The medication use review (MUR) service currently running within community pharmacy in NI is not fit for purpose in my view. It is not appropriately thought out and certainly not patient focused. In many instances, it seems that pharmacists are meeting targets, as opposed to targeting patients. There is no cohesion between the reviews pharmacists carry out and multidisciplinary working with their GP/Practice nurse counterparts. I tried to address this by developing my own review tool which won a Medical and a Pharmaceutical Award and is now the basis of reviews in many community pharmacy.
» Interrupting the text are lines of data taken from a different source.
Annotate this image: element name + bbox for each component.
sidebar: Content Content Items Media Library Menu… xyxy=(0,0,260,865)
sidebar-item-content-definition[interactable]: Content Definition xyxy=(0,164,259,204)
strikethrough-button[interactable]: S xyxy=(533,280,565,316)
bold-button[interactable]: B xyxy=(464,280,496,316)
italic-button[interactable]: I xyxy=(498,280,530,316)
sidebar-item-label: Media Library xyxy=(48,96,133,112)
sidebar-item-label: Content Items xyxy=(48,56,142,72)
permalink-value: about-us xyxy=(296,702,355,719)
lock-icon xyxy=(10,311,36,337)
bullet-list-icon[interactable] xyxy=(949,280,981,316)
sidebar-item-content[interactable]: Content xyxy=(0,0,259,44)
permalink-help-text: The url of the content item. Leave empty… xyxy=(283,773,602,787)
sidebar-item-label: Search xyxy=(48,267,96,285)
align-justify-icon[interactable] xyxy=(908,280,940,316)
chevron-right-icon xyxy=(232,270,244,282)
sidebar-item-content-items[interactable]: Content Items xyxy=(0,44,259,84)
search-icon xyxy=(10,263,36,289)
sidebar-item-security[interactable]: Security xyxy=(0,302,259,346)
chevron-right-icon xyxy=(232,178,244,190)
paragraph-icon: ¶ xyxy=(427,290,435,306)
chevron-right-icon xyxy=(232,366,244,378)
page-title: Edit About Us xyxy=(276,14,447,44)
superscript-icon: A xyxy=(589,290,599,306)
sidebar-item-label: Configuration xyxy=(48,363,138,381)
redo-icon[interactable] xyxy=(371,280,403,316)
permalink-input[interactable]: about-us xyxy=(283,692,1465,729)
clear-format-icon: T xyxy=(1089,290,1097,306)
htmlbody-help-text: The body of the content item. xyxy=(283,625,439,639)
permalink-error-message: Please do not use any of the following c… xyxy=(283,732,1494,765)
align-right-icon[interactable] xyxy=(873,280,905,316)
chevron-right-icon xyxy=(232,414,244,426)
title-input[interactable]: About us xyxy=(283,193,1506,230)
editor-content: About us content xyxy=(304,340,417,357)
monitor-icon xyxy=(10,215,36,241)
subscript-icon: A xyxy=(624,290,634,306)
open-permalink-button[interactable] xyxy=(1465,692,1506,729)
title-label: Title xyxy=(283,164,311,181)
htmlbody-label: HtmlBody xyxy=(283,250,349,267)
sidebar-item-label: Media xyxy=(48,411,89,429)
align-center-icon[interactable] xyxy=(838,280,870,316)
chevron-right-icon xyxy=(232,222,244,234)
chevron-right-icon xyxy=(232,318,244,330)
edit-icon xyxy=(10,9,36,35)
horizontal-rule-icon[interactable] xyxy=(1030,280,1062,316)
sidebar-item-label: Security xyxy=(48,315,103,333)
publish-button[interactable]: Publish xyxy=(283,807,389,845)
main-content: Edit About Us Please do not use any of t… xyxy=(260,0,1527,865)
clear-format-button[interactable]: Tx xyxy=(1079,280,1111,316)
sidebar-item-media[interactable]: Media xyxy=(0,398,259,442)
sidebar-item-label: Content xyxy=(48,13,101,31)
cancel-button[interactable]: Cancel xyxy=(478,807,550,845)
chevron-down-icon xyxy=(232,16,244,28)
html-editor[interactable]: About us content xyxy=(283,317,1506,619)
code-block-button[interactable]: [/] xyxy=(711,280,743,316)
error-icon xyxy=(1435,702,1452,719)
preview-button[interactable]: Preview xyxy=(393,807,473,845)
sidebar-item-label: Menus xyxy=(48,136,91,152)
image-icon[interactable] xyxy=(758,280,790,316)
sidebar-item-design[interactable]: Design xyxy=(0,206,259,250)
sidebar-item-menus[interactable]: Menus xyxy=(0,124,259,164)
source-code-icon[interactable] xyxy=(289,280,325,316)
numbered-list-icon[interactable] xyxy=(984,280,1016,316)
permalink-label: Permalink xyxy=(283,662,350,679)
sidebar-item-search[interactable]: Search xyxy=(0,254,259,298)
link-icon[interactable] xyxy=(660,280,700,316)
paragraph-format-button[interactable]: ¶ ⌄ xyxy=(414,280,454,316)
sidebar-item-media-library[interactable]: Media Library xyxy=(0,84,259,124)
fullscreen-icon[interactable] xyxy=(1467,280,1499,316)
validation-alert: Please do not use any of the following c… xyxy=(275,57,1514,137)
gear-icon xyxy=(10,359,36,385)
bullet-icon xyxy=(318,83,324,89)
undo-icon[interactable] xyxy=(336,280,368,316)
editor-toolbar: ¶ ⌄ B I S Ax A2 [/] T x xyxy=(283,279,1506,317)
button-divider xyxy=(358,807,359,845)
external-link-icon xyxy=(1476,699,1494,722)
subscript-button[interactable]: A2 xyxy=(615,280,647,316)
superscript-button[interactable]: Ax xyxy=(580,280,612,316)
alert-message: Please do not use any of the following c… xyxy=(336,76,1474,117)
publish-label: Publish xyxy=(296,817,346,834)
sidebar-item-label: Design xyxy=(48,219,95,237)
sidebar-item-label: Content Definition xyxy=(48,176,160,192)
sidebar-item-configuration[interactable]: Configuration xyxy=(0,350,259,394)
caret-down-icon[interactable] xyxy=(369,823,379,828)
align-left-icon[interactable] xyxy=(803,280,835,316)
There needs to be a robust review service within practices that is universal, in that, everyone should be able to receive the same type of review no matter their background or locality. Good work is being done in many areas but is not being replicated in other areas and this makes me very disappointed. Many excuses are given but I haven’t heard anything that clearly should prevent improvements in their service provision.
As a pharmacist, I am very passionate that the right person (proper assessment), gets the right medicine (drug and device), for the right reason (correct diagnosis), the right way (correct technique), at the right time (dosing). I feel many HCP are not engaged enough to target each of these attributes to improve respiratory management of their patients. All too often assumptions are made and the path of least resistance taken when dealing with patients. We must at every opportunity reassess and educate and reflect with the patients all these key concepts. I see this as everyone’s responsibility and from a pharmacist point of view, this should be the minimum standard we should expect to provide.
Unfortunately, people are still dying of asthma and it’s incredibly sad that although we know many of the reasons for deaths we are not making any inroads to preventing them.